Cuentan de Felipe de Anjou que mostró ardor guerrero en la batalla a propósito de la Guerra de Sucesión, que bien pudiera llamarse de la secesión que no cesa y civil por los españoles de los dos lados. Ya Felipe V, cual ET arrojado en planeta desconocido, añorante de su Francia natal, no pidió su teléfono por razones obvias, pero sí su casa. La suerte fue la nuestra que dio en construirse un palacio con sus jardines, sea al estilo de Versalles o al de Marly, aquí al lado, como quien dice: La Granja de San Ildefonso.
Había quedado una amplia plaza donde soldados a pie y a caballo desfilaban con imperio. Hasta que llegó Isabel, otra reina para el exilio, y prefirió llenar la plaza de los desfiles de árboles. ¿Secuoyas, pinsapos? Esta tía está loca, no prosperarán. Los mismos jardineros siguieron plantando cuando vino La Gloriosa.
Un cuadro de honor. Eso es lo que tenía que haber delante de la Colegiata. Con los nombres de todos los jardineros que en los Reales Jardines han sido. Desde los más gobernantes hasta los más humildes cuidadores de estos tesoros.

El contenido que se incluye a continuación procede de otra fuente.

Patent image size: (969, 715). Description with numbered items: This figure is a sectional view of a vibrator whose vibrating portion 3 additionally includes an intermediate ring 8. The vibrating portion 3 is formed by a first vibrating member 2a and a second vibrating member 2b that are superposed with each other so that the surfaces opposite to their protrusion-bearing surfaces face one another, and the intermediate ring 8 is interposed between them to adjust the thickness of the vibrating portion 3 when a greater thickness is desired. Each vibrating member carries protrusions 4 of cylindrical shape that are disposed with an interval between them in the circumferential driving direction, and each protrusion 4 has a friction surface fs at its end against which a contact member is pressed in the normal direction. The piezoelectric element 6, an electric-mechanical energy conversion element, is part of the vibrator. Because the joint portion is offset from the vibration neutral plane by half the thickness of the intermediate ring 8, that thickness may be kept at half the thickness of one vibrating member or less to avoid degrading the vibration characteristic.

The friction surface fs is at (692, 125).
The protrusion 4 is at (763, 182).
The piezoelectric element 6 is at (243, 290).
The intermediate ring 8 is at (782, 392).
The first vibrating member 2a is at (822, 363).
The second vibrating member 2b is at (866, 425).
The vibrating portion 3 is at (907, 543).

Porque el milagro de los jardines de La Granja se debe en gran parte a los jardineros.
Quietos. No tengáis prisa. Vais como locos a los jardines donde pensáis encontrar fuentes monumentales, eso si no corren, que si corren pies para qué os quiero.
Habéis rebasado, probablemente en coche, la Puerta de Segovia que da acceso a la población. Es una puerta muy curiosa, aparte de bonita. Es de las pocas, si no la única, donde el principio universal de “antes de entrar dejen salir” se ejecuta al revés. Será que los granjeños tienen mucha personalidad, como bilbaínos que son.
Ya los castaños de la calle de la Alameda, siempre en estrés hídrico, te van metiendo en harina. Llegas al Medio Punto. Buen nombre para el lugar: ni medio y punto de qué. Puede que subas de frente hacia el ábside de la Colegiata. Si es verano medras por la derecha, siguiendo en paralelo la fachada del cuartel de la Guardia Civil, que siempre está a merced de una reforma.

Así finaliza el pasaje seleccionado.